Credit: CC0 Public Domain Apple this week had every opportunity to show off new voice skills for Siri, the personal digital assistant, and to prove that it could be competitive with Amazon and Google.
Instead, it pretty much took a pass.
At its annual developers conference Monday, the company spent 15 minutes on new augmented reality updates, nearly a half-hour on updates to a fall macOS software update and over an hour on the new version of iOS12, the mobile operating system upgrade for the iPhone and iPad that will be out in the fall. This includes improved privacy controls and tools to curb our cellphone addiction with parental controls.
It did announce some new features, touted as "Shortcuts," but they're way more about text than voice and touted as "suggestions," that can be set up with a pre-arranged set of text categories.
Compare Apple's presentation to Google's recent developer conference, where the Google Assistant, which Google calls its voice-activated computing tool, stole the show. Google demo-ed a new tool to make hair and restaurant reservations by having the Assistant place a human sounding phone call. The person on the other end of the phone was fooled into thinking they'd been speaking to a real live person.
And not a week goes by that Amazon doesn't make an announcement about some new skill available for the Echo speaker line, which is powered by the Alexa voice assistant.
With iOS12, "It's as if Apple has given up entirely on Siri," notes analyst and blogger Jeremiah Owyang.
Alexa and Google "are setting a furious pace of innovation and making it harder for Apple to catch up as each month passes," said Bret Kinsella, the publisher of the voicebot.ai website.
Siri is the most widely used of the assistants, due to the size of the iPhone universe, which has over 1 billion users, but consistently lags behind Alexa and Google in usability surveys.
What Apple did showcase at the WWDC new feature intro was a new app, out in the fall, called "Shortcuts," which uses "Siri suggestions," to create automatic actions.

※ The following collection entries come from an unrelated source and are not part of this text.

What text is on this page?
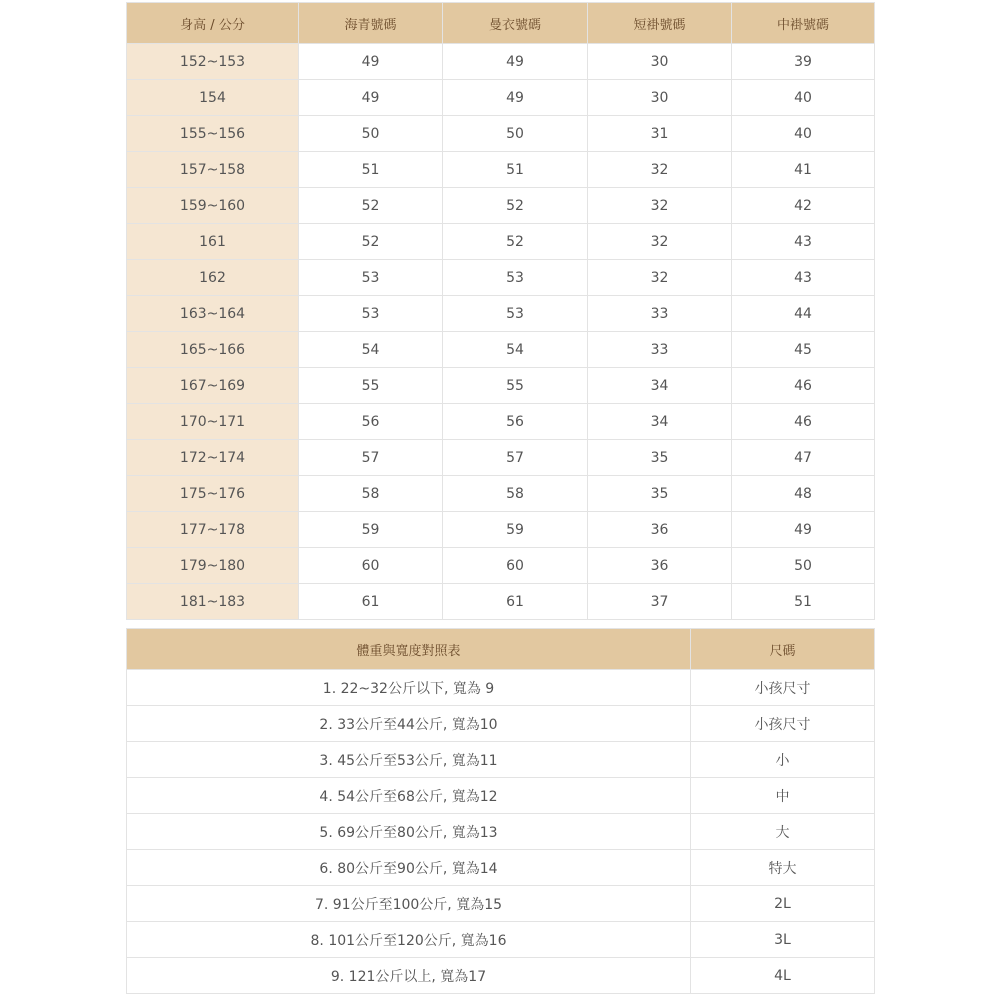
身高 / 公分	海青號碼	曼衣號碼	短褂號碼	中褂號碼
152~153	49	49	30	39
154	49	49	30	40
155~156	50	50	31	40
157~158	51	51	32	41
159~160	52	52	32	42
161	52	52	32	43
162	53	53	32	43
163~164	53	53	33	44
165~166	54	54	33	45
167~169	55	55	34	46
170~171	56	56	34	46
172~174	57	57	35	47
175~176	58	58	35	48
177~178	59	59	36	49
179~180	60	60	36	50
181~183	61	61	37	51
體重與寬度對照表	尺碼
1. 22~32公斤以下, 寬為 9	小孩尺寸
2. 33公斤至44公斤, 寬為10	小孩尺寸
3. 45公斤至53公斤, 寬為11	小
4. 54公斤至68公斤, 寬為12	中
5. 69公斤至80公斤, 寬為13	大
6. 80公斤至90公斤, 寬為14	特大
7. 91公斤至100公斤, 寬為15	2L
8. 101公斤至120公斤, 寬為16	3L
9. 121公斤以上, 寬為17	4L
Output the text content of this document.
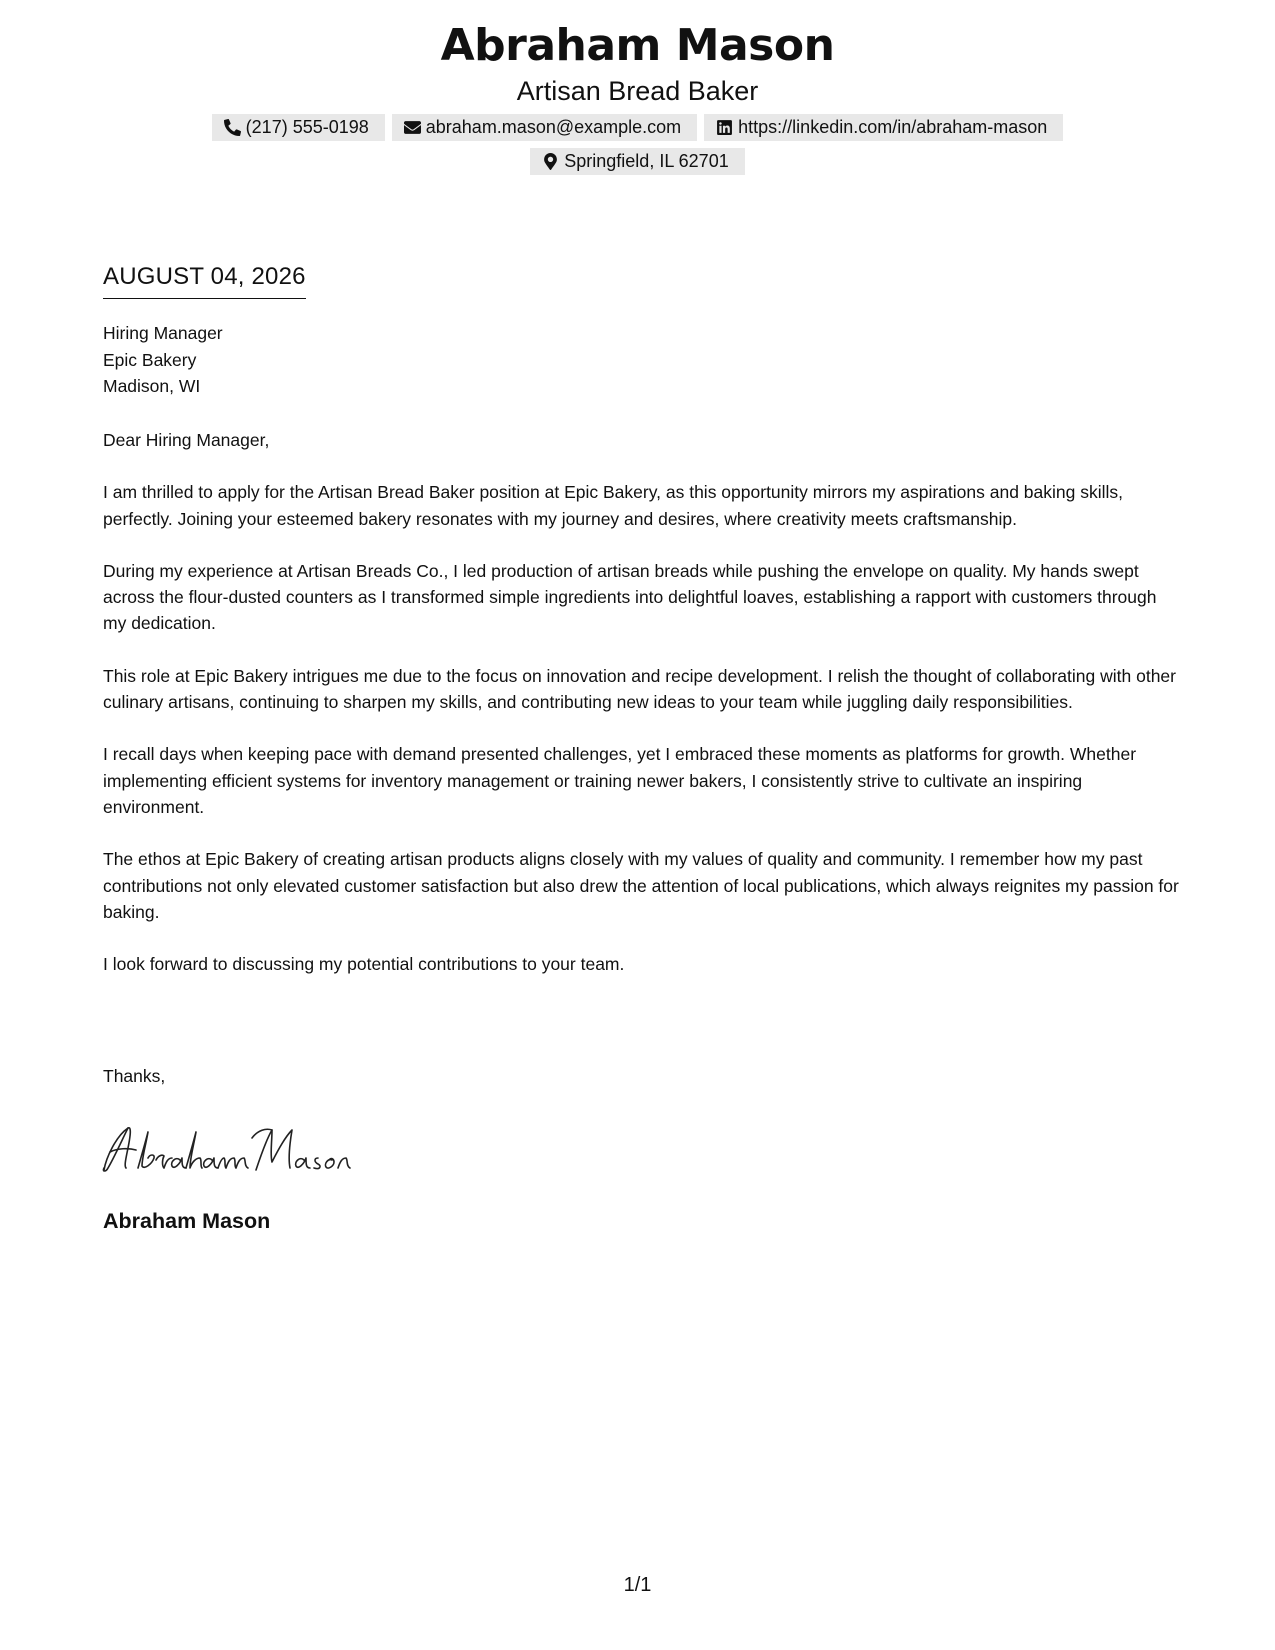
Abraham Mason
Artisan Bread Baker
(217) 555-0198	abraham.mason@example.com	https://linkedin.com/in/abraham-mason
Springfield, IL 62701
AUGUST 04, 2026
Hiring Manager
Epic Bakery
Madison, WI

Dear Hiring Manager,

I am thrilled to apply for the Artisan Bread Baker position at Epic Bakery, as this opportunity mirrors my aspirations and baking skills, perfectly. Joining your esteemed bakery resonates with my journey and desires, where creativity meets craftsmanship.

During my experience at Artisan Breads Co., I led production of artisan breads while pushing the envelope on quality. My hands swept across the flour-dusted counters as I transformed simple ingredients into delightful loaves, establishing a rapport with customers through my dedication.

This role at Epic Bakery intrigues me due to the focus on innovation and recipe development. I relish the thought of collaborating with other culinary artisans, continuing to sharpen my skills, and contributing new ideas to your team while juggling daily responsibilities.

I recall days when keeping pace with demand presented challenges, yet I embraced these moments as platforms for growth. Whether implementing efficient systems for inventory management or training newer bakers, I consistently strive to cultivate an inspiring environment.

The ethos at Epic Bakery of creating artisan products aligns closely with my values of quality and community. I remember how my past contributions not only elevated customer satisfaction but also drew the attention of local publications, which always reignites my passion for baking.

I look forward to discussing my potential contributions to your team.

Thanks,
Abraham Mason
1/1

For instance, you can choose from pre-set ones like "Send ETA," or predictive ones to buy morning coffee. The feature is based on an app Apple purchased in 2017, Workflow, which it had named best app of the year in 2015.
Since the keynote, Apple has put out a new webpage touting iOS12 features, and spotlighted ten Siri additions.

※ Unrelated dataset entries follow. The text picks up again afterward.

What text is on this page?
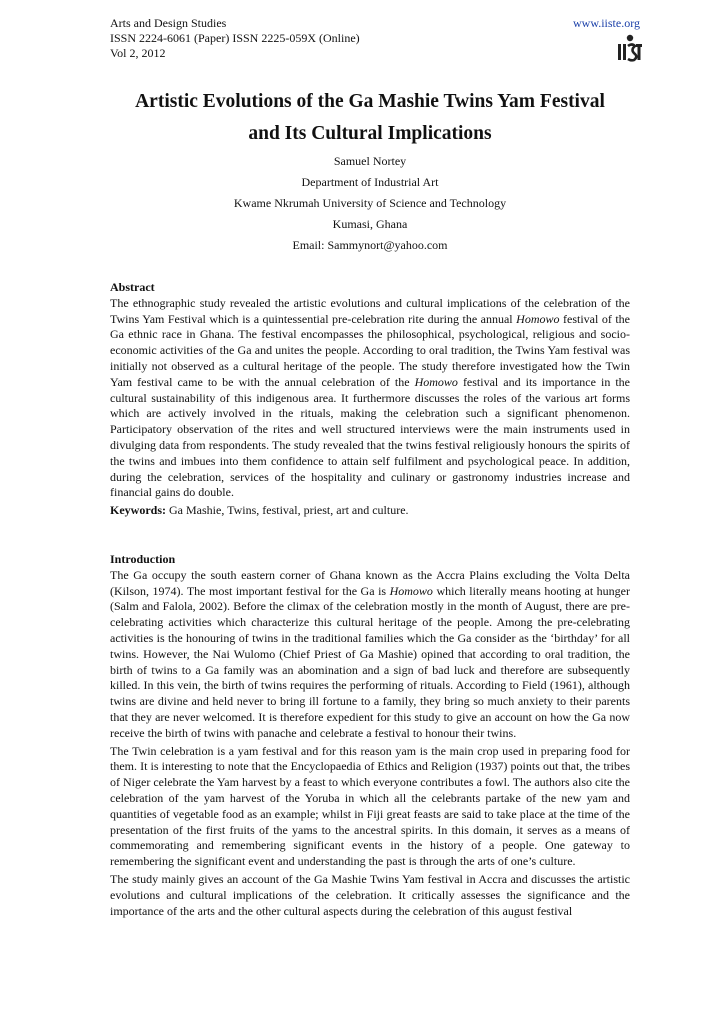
Arts and Design Studies
ISSN 2224-6061 (Paper) ISSN 2225-059X (Online)
Vol 2, 2012
www.iiste.org
Artistic Evolutions of the Ga Mashie Twins Yam Festival
and Its Cultural Implications
Samuel Nortey
Department of Industrial Art
Kwame Nkrumah University of Science and Technology
Kumasi, Ghana
Email: Sammynort@yahoo.com
Abstract

The ethnographic study revealed the artistic evolutions and cultural implications of the celebration of the Twins Yam Festival which is a quintessential pre-celebration rite during the annual Homowo festival of the Ga ethnic race in Ghana. The festival encompasses the philosophical, psychological, religious and socio-economic activities of the Ga and unites the people. According to oral tradition, the Twins Yam festival was initially not observed as a cultural heritage of the people. The study therefore investigated how the Twin Yam festival came to be with the annual celebration of the Homowo festival and its importance in the cultural sustainability of this indigenous area. It furthermore discusses the roles of the various art forms which are actively involved in the rituals, making the celebration such a significant phenomenon. Participatory observation of the rites and well structured interviews were the main instruments used in divulging data from respondents. The study revealed that the twins festival religiously honours the spirits of the twins and imbues into them confidence to attain self fulfilment and psychological peace. In addition, during the celebration, services of the hospitality and culinary or gastronomy industries increase and financial gains do double.

Keywords: Ga Mashie, Twins, festival, priest, art and culture.

Introduction

The Ga occupy the south eastern corner of Ghana known as the Accra Plains excluding the Volta Delta (Kilson, 1974). The most important festival for the Ga is Homowo which literally means hooting at hunger (Salm and Falola, 2002). Before the climax of the celebration mostly in the month of August, there are pre-celebrating activities which characterize this cultural heritage of the people. Among the pre-celebrating activities is the honouring of twins in the traditional families which the Ga consider as the ‘birthday’ for all twins. However, the Nai Wulomo (Chief Priest of Ga Mashie) opined that according to oral tradition, the birth of twins to a Ga family was an abomination and a sign of bad luck and therefore are subsequently killed. In this vein, the birth of twins requires the performing of rituals. According to Field (1961), although twins are divine and held never to bring ill fortune to a family, they bring so much anxiety to their parents that they are never welcomed. It is therefore expedient for this study to give an account on how the Ga now receive the birth of twins with panache and celebrate a festival to honour their twins.

The Twin celebration is a yam festival and for this reason yam is the main crop used in preparing food for them. It is interesting to note that the Encyclopaedia of Ethics and Religion (1937) points out that, the tribes of Niger celebrate the Yam harvest by a feast to which everyone contributes a fowl. The authors also cite the celebration of the yam harvest of the Yoruba in which all the celebrants partake of the new yam and quantities of vegetable food as an example; whilst in Fiji great feasts are said to take place at the time of the presentation of the first fruits of the yams to the ancestral spirits. In this domain, it serves as a means of commemorating and remembering significant events in the history of a people. One gateway to remembering the significant event and understanding the past is through the arts of one’s culture.

The study mainly gives an account of the Ga Mashie Twins Yam festival in Accra and discusses the artistic evolutions and cultural implications of the celebration. It critically assesses the significance and the importance of the arts and the other cultural aspects during the celebration of this august festival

Beyond the Shortcut app, Apple also said Siri would have more languages available for translation and expand the categories Siri could use to help locate images in the Photos app. Additionally, new databases of celebrity, motorsports and food questions have been added to Siri. Compared to what Google showed at the I/O developer conference, these would be considered very incremental.
The overall message from the WWDC presentation is with so much disappointment over Siri's accuracy rate, perhaps Apple is just subtly trying to expand the meaning of what Siri is, says Kinsella.
Maybe it's no longer a voice assistant, but just a name for shortcuts on the iPhone and iPad. "It's too fine a point for consumers to understand," he says. "Siri was introduced as a voice assistant in 2010, and it's hard to reframe that now."
Apple didn't respond to our request for comment.